Improving the Stability and Robustness of Hyperbolic Neural Networks in the Poincaré Ball Model through Lipschitz Bounds
Name
Yuekang Li
Major
Applied Mathematics and Computational Sciences
Class
2024
About
This is Yuekang Li, majoring in Mathematics. My research interest is the stability and robustness of HNNs in the Poincaré ball model.
Signature Work Project Overview
My SW aims to enhance the robustness and stability of Hyperbolic Neural Networks (HNNs) by implementing Lipschitz regularization within the Poincaré ball model framework. It employs various datasets like WIBB, Actor, Cora, and Pubmed to assess the efficacy of HNNs in node classification tasks, highlighting the significance of the geometric properties of hyperbolic spaces in handling hierarchical and sparse data structures.

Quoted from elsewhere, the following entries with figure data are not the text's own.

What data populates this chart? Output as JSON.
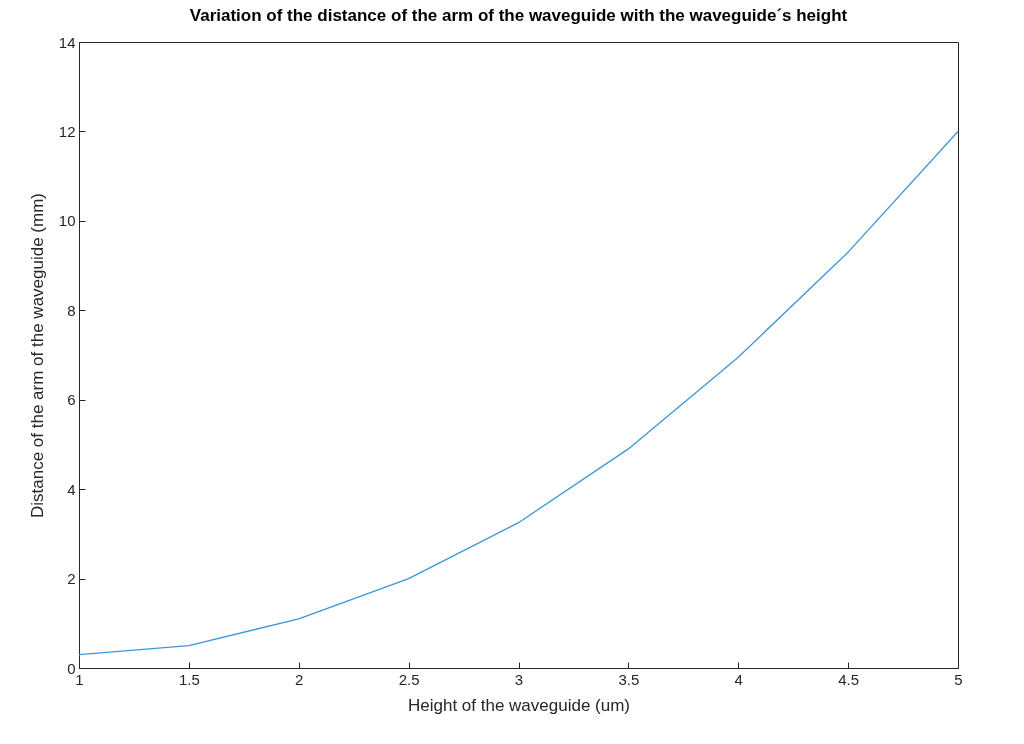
{
  "chart_data": {
    "type": "line",
    "title": "Variation of the distance of the arm of the waveguide with the waveguide´s height",
    "xlabel": "Height of the waveguide (um)",
    "ylabel": "Distance of the arm of the waveguide (mm)",
    "x": [
      1,
      1.5,
      2,
      2.5,
      3,
      3.5,
      4,
      4.5,
      5
    ],
    "series": [
      {
        "color": "#3b96d8",
        "values": [
          0.3,
          0.5,
          1.1,
          2.0,
          3.25,
          4.9,
          6.95,
          9.3,
          12.0
        ]
      }
    ],
    "xlim": [
      1,
      5
    ],
    "xticks": [
      1,
      1.5,
      2,
      2.5,
      3,
      3.5,
      4,
      4.5,
      5
    ],
    "ylim": [
      0,
      14
    ],
    "yticks": [
      0,
      2,
      4,
      6,
      8,
      10,
      12,
      14
    ],
    "grid": false,
    "marker": "none",
    "line_style": "solid"
  }
}
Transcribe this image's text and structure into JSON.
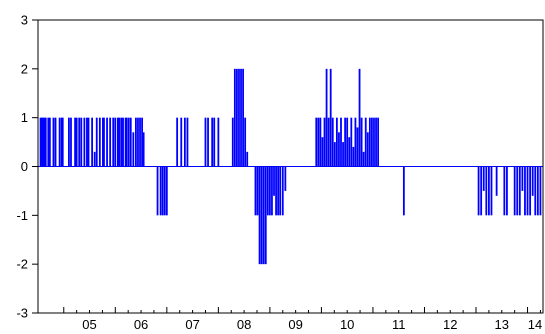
{
  "chart_data": {
    "type": "bar",
    "title": "",
    "xlabel": "",
    "ylabel": "",
    "ylim": [
      -3,
      3
    ],
    "yticks": [
      -3,
      -2,
      -1,
      0,
      1,
      2,
      3
    ],
    "xlim": [
      2004.5,
      2014.3
    ],
    "xticks": [
      "05",
      "06",
      "07",
      "08",
      "09",
      "10",
      "11",
      "12",
      "13",
      "14"
    ],
    "grid": false,
    "legend": "none",
    "bar_color": "#0000ff",
    "axis_color": "#000000",
    "series": [
      {
        "values": [
          [
            2004.55,
            1
          ],
          [
            2004.58,
            1
          ],
          [
            2004.6,
            1
          ],
          [
            2004.63,
            1
          ],
          [
            2004.65,
            1
          ],
          [
            2004.7,
            1
          ],
          [
            2004.73,
            1
          ],
          [
            2004.8,
            1
          ],
          [
            2004.84,
            1
          ],
          [
            2004.92,
            1
          ],
          [
            2004.96,
            1
          ],
          [
            2004.98,
            1
          ],
          [
            2005.1,
            1
          ],
          [
            2005.14,
            1
          ],
          [
            2005.22,
            1
          ],
          [
            2005.25,
            1
          ],
          [
            2005.3,
            1
          ],
          [
            2005.34,
            1
          ],
          [
            2005.4,
            1
          ],
          [
            2005.45,
            1
          ],
          [
            2005.48,
            1
          ],
          [
            2005.55,
            1
          ],
          [
            2005.6,
            0.3
          ],
          [
            2005.64,
            1
          ],
          [
            2005.7,
            1
          ],
          [
            2005.76,
            1
          ],
          [
            2005.78,
            1
          ],
          [
            2005.84,
            1
          ],
          [
            2005.9,
            1
          ],
          [
            2005.96,
            1
          ],
          [
            2006.0,
            1
          ],
          [
            2006.05,
            1
          ],
          [
            2006.08,
            1
          ],
          [
            2006.12,
            1
          ],
          [
            2006.15,
            1
          ],
          [
            2006.2,
            1
          ],
          [
            2006.22,
            1
          ],
          [
            2006.26,
            1
          ],
          [
            2006.3,
            1
          ],
          [
            2006.35,
            0.7
          ],
          [
            2006.4,
            1
          ],
          [
            2006.44,
            1
          ],
          [
            2006.48,
            1
          ],
          [
            2006.52,
            1
          ],
          [
            2006.55,
            0.7
          ],
          [
            2006.82,
            -1
          ],
          [
            2006.88,
            -1
          ],
          [
            2006.92,
            -1
          ],
          [
            2006.96,
            -1
          ],
          [
            2007.0,
            -1
          ],
          [
            2007.2,
            1
          ],
          [
            2007.28,
            1
          ],
          [
            2007.35,
            1
          ],
          [
            2007.4,
            1
          ],
          [
            2007.75,
            1
          ],
          [
            2007.8,
            1
          ],
          [
            2007.88,
            1
          ],
          [
            2007.92,
            1
          ],
          [
            2008.0,
            1
          ],
          [
            2008.28,
            1
          ],
          [
            2008.32,
            2
          ],
          [
            2008.36,
            2
          ],
          [
            2008.4,
            2
          ],
          [
            2008.44,
            2
          ],
          [
            2008.48,
            2
          ],
          [
            2008.52,
            1
          ],
          [
            2008.56,
            0.3
          ],
          [
            2008.72,
            -1
          ],
          [
            2008.76,
            -1
          ],
          [
            2008.8,
            -2
          ],
          [
            2008.84,
            -2
          ],
          [
            2008.88,
            -2
          ],
          [
            2008.92,
            -2
          ],
          [
            2008.96,
            -1
          ],
          [
            2009.0,
            -1
          ],
          [
            2009.04,
            -1
          ],
          [
            2009.08,
            -0.6
          ],
          [
            2009.12,
            -1
          ],
          [
            2009.16,
            -1
          ],
          [
            2009.2,
            -1
          ],
          [
            2009.25,
            -1
          ],
          [
            2009.3,
            -0.5
          ],
          [
            2009.9,
            1
          ],
          [
            2009.94,
            1
          ],
          [
            2009.98,
            1
          ],
          [
            2010.02,
            0.6
          ],
          [
            2010.06,
            1
          ],
          [
            2010.1,
            2
          ],
          [
            2010.14,
            1
          ],
          [
            2010.18,
            2
          ],
          [
            2010.22,
            1
          ],
          [
            2010.26,
            0.5
          ],
          [
            2010.3,
            1
          ],
          [
            2010.34,
            0.7
          ],
          [
            2010.38,
            1
          ],
          [
            2010.42,
            0.5
          ],
          [
            2010.46,
            1
          ],
          [
            2010.5,
            1
          ],
          [
            2010.54,
            0.6
          ],
          [
            2010.58,
            1
          ],
          [
            2010.62,
            0.4
          ],
          [
            2010.66,
            1
          ],
          [
            2010.7,
            0.8
          ],
          [
            2010.74,
            2
          ],
          [
            2010.78,
            1
          ],
          [
            2010.82,
            0.3
          ],
          [
            2010.86,
            1
          ],
          [
            2010.9,
            0.7
          ],
          [
            2010.94,
            1
          ],
          [
            2010.98,
            1
          ],
          [
            2011.02,
            1
          ],
          [
            2011.06,
            1
          ],
          [
            2011.1,
            1
          ],
          [
            2011.6,
            -1
          ],
          [
            2013.05,
            -1
          ],
          [
            2013.1,
            -1
          ],
          [
            2013.15,
            -0.5
          ],
          [
            2013.2,
            -1
          ],
          [
            2013.25,
            -1
          ],
          [
            2013.3,
            -1
          ],
          [
            2013.4,
            -0.6
          ],
          [
            2013.55,
            -1
          ],
          [
            2013.6,
            -1
          ],
          [
            2013.75,
            -1
          ],
          [
            2013.8,
            -1
          ],
          [
            2013.85,
            -1
          ],
          [
            2013.9,
            -0.5
          ],
          [
            2013.95,
            -1
          ],
          [
            2014.0,
            -1
          ],
          [
            2014.05,
            -1
          ],
          [
            2014.1,
            -0.6
          ],
          [
            2014.15,
            -1
          ],
          [
            2014.2,
            -1
          ],
          [
            2014.25,
            -1
          ]
        ]
      }
    ]
  }
}
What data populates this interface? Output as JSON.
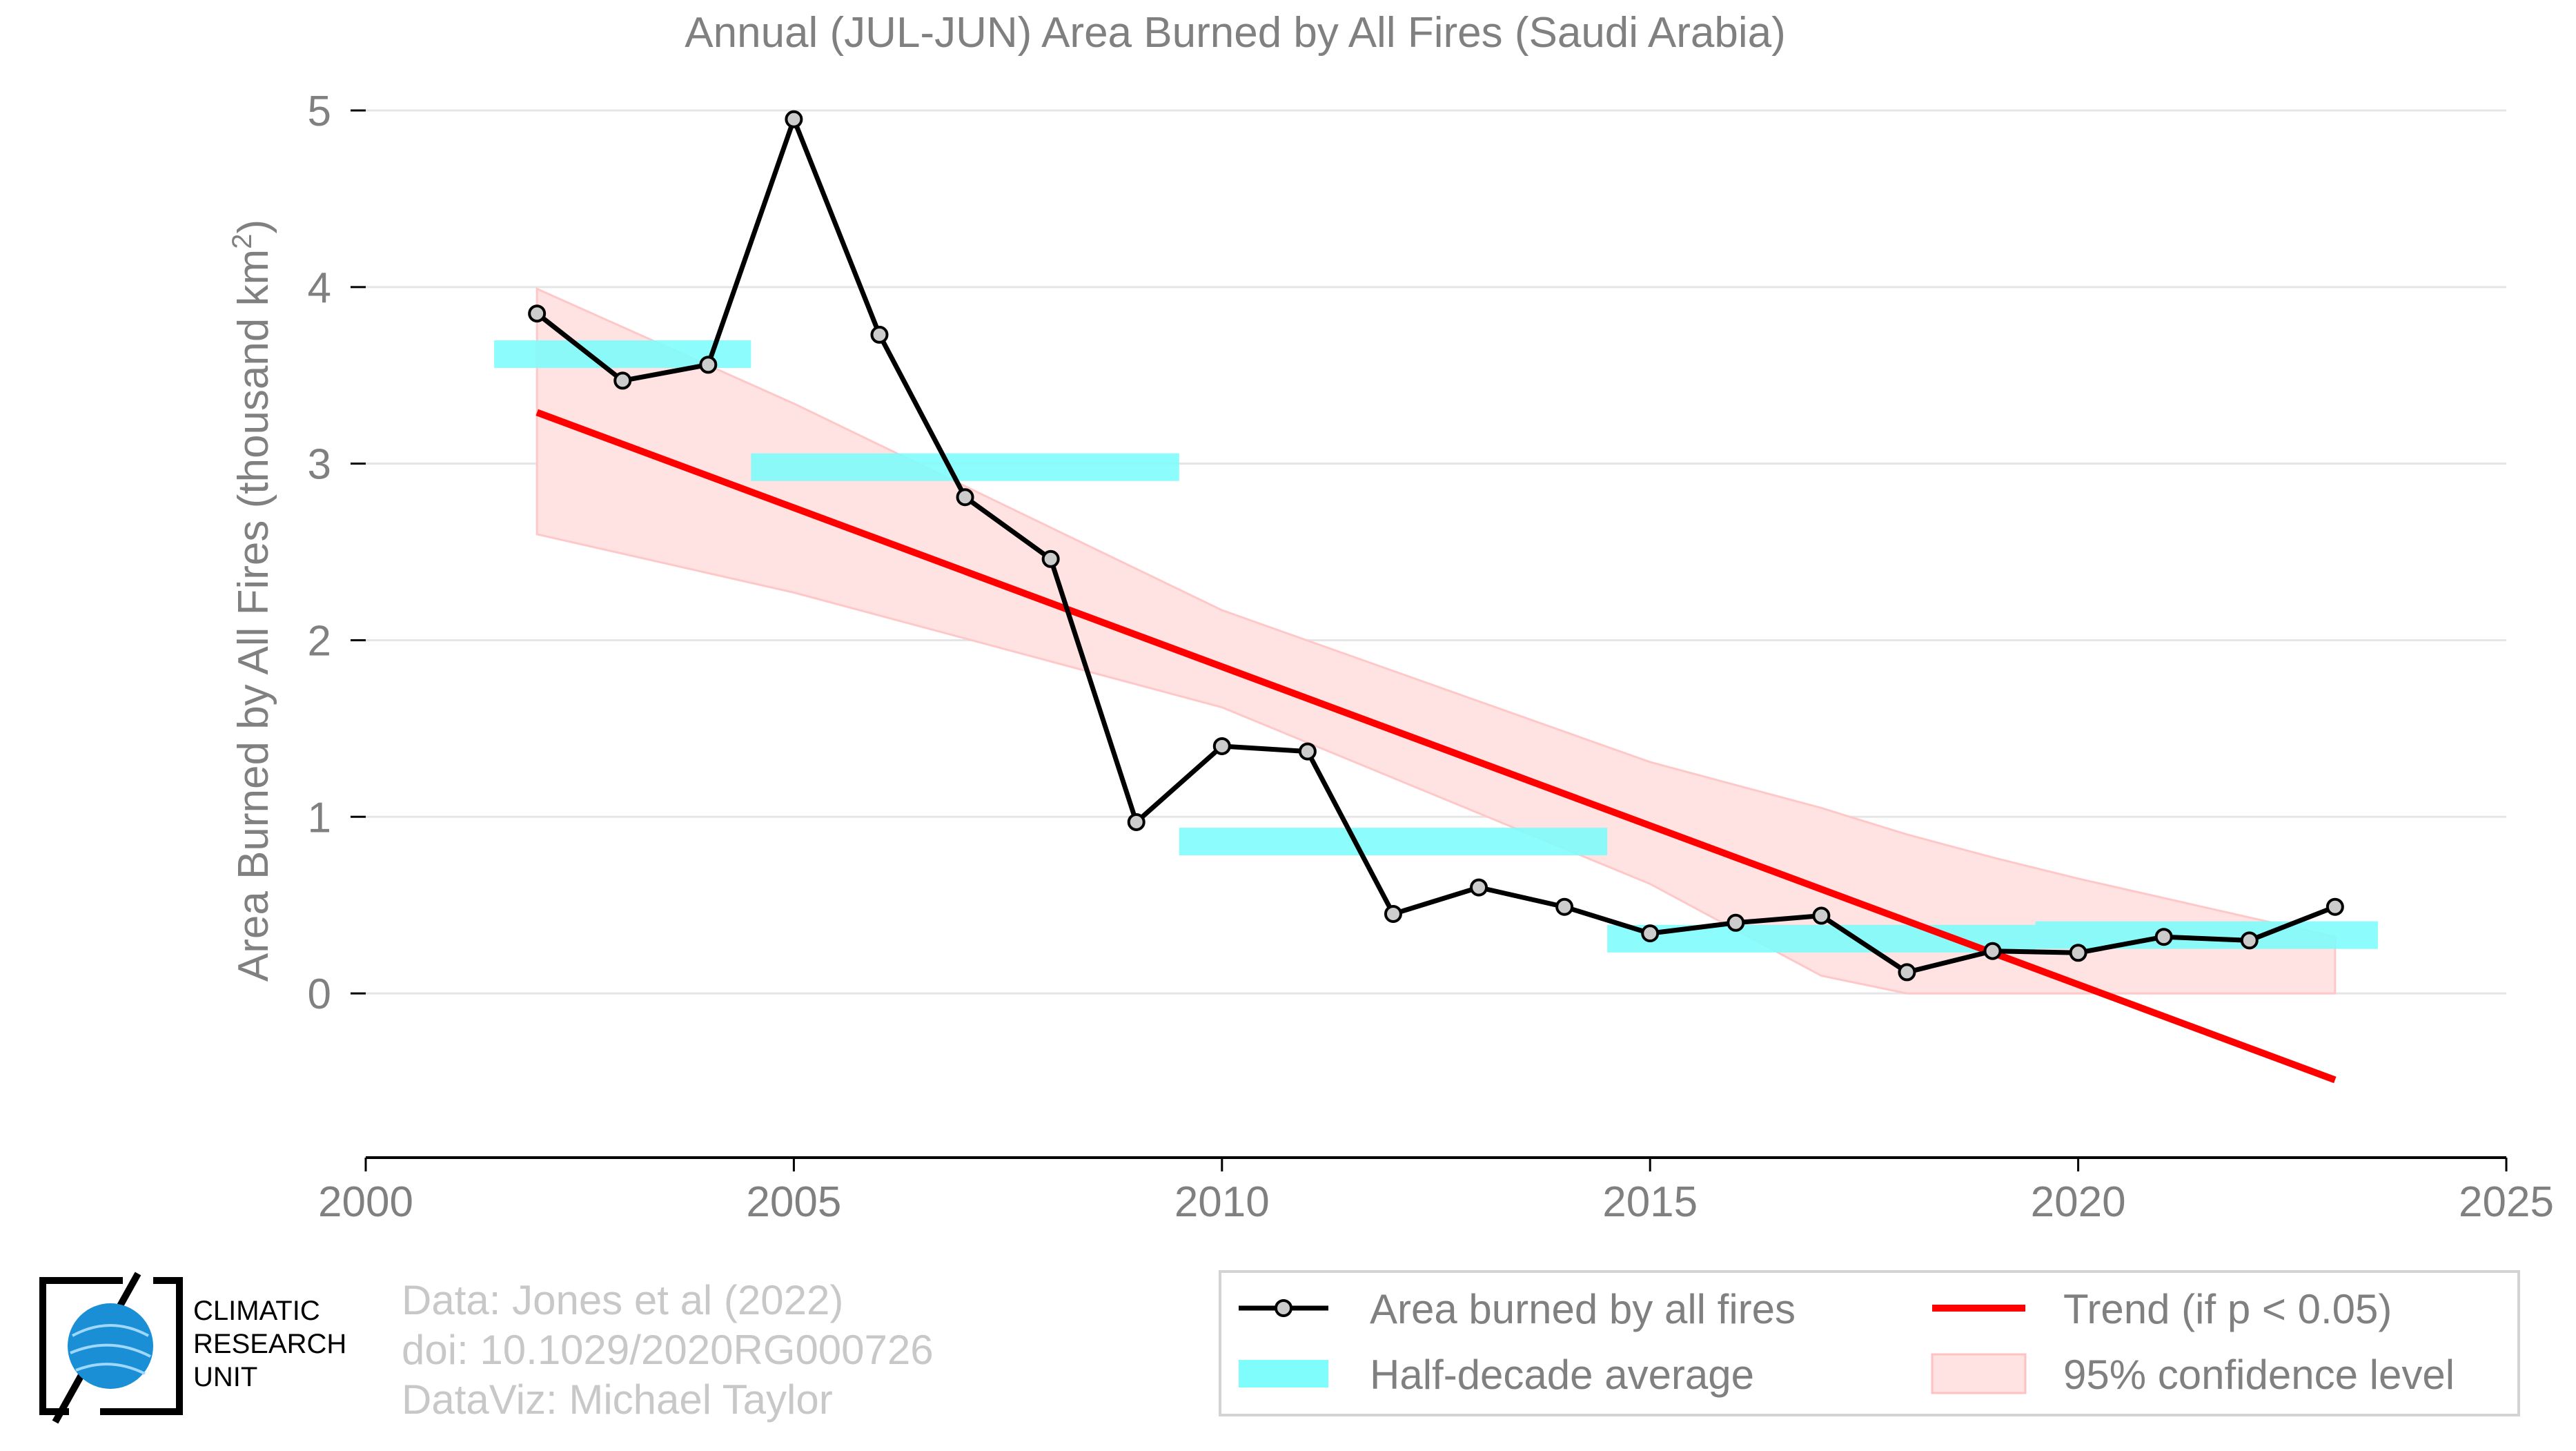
{
  "chart_data": {
    "type": "line",
    "title": "Annual (JUL-JUN) Area Burned by All Fires (Saudi Arabia)",
    "xlabel": "",
    "ylabel_main": "Area Burned by All Fires (thousand km",
    "ylabel_sup": "2",
    "ylabel_close": ")",
    "xlim": [
      2000,
      2025
    ],
    "ylim": [
      -0.93,
      5.0
    ],
    "xticks": [
      "2000",
      "2005",
      "2010",
      "2015",
      "2020",
      "2025"
    ],
    "yticks": [
      "0",
      "1",
      "2",
      "3",
      "4",
      "5"
    ],
    "grid": true,
    "series": [
      {
        "name": "Area burned by all fires",
        "color": "#000000",
        "x": [
          2002,
          2003,
          2004,
          2005,
          2006,
          2007,
          2008,
          2009,
          2010,
          2011,
          2012,
          2013,
          2014,
          2015,
          2016,
          2017,
          2018,
          2019,
          2020,
          2021,
          2022,
          2023
        ],
        "y": [
          3.85,
          3.47,
          3.56,
          4.95,
          3.73,
          2.81,
          2.46,
          0.97,
          1.4,
          1.37,
          0.45,
          0.6,
          0.49,
          0.34,
          0.4,
          0.44,
          0.12,
          0.24,
          0.23,
          0.32,
          0.3,
          0.49
        ]
      }
    ],
    "half_decade_average": {
      "name": "Half-decade average",
      "color": "#7ffcfc",
      "segments": [
        {
          "x0": 2001.5,
          "x1": 2004.5,
          "y": 3.62
        },
        {
          "x0": 2004.5,
          "x1": 2009.5,
          "y": 2.98
        },
        {
          "x0": 2009.5,
          "x1": 2014.5,
          "y": 0.86
        },
        {
          "x0": 2014.5,
          "x1": 2019.5,
          "y": 0.31
        },
        {
          "x0": 2019.5,
          "x1": 2023.5,
          "y": 0.33
        }
      ]
    },
    "trend": {
      "name": "Trend (if p < 0.05)",
      "color": "#ff0000",
      "x": [
        2002,
        2023
      ],
      "y": [
        3.29,
        -0.49
      ]
    },
    "confidence_band": {
      "name": "95% confidence level",
      "color": "#ffcccc",
      "x": [
        2002,
        2005,
        2010,
        2015,
        2017,
        2018,
        2019,
        2020,
        2023
      ],
      "lower": [
        2.6,
        2.27,
        1.62,
        0.62,
        0.1,
        0.0,
        0.0,
        0.0,
        0.0
      ],
      "upper": [
        3.99,
        3.34,
        2.17,
        1.31,
        1.05,
        0.9,
        0.77,
        0.65,
        0.32
      ]
    },
    "legend": {
      "placement": "bottom-right",
      "items": [
        {
          "label": "Area burned by all fires"
        },
        {
          "label": "Trend (if p < 0.05)"
        },
        {
          "label": "Half-decade average"
        },
        {
          "label": "95% confidence level"
        }
      ]
    }
  },
  "footer": {
    "source_line1": "Data: Jones et al (2022)",
    "source_line2": "doi: 10.1029/2020RG000726",
    "source_line3": "DataViz: Michael Taylor",
    "logo_line1": "CLIMATIC",
    "logo_line2": "RESEARCH",
    "logo_line3": "UNIT"
  },
  "colors": {
    "text_gray": "#808080",
    "grid": "#e5e5e5",
    "axis": "#000000",
    "logo_blue": "#1a8fd6"
  }
}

The methodology encompasses verifying Lipschitz bound calculations by introducing Gaussian noise to data features and comparing experimental with theoretical values across different standard deviations. A novel regularization method is introduced, adding the sum of the Lipschitz bounds as a regularization term to the classification loss function, optimizing the model’s training process and its generalization capabilities. The experimental framework evaluates the impact of different regularization strategies on HNN performance, each employing distinct computational approaches for calculating the Lipschitz bound within the hyperbolic space.
The study concludes by emphasizing the potential of Lipschitz regularization in enhancing HNN performance, suggesting future directions for extending the applicability and flexibility of HNNs through in-depth study of alternative hyperbolic operators and extending the framework to hybrid architectures, like hyperbolic graph neural networks, for modeling complex hierarchical data structures.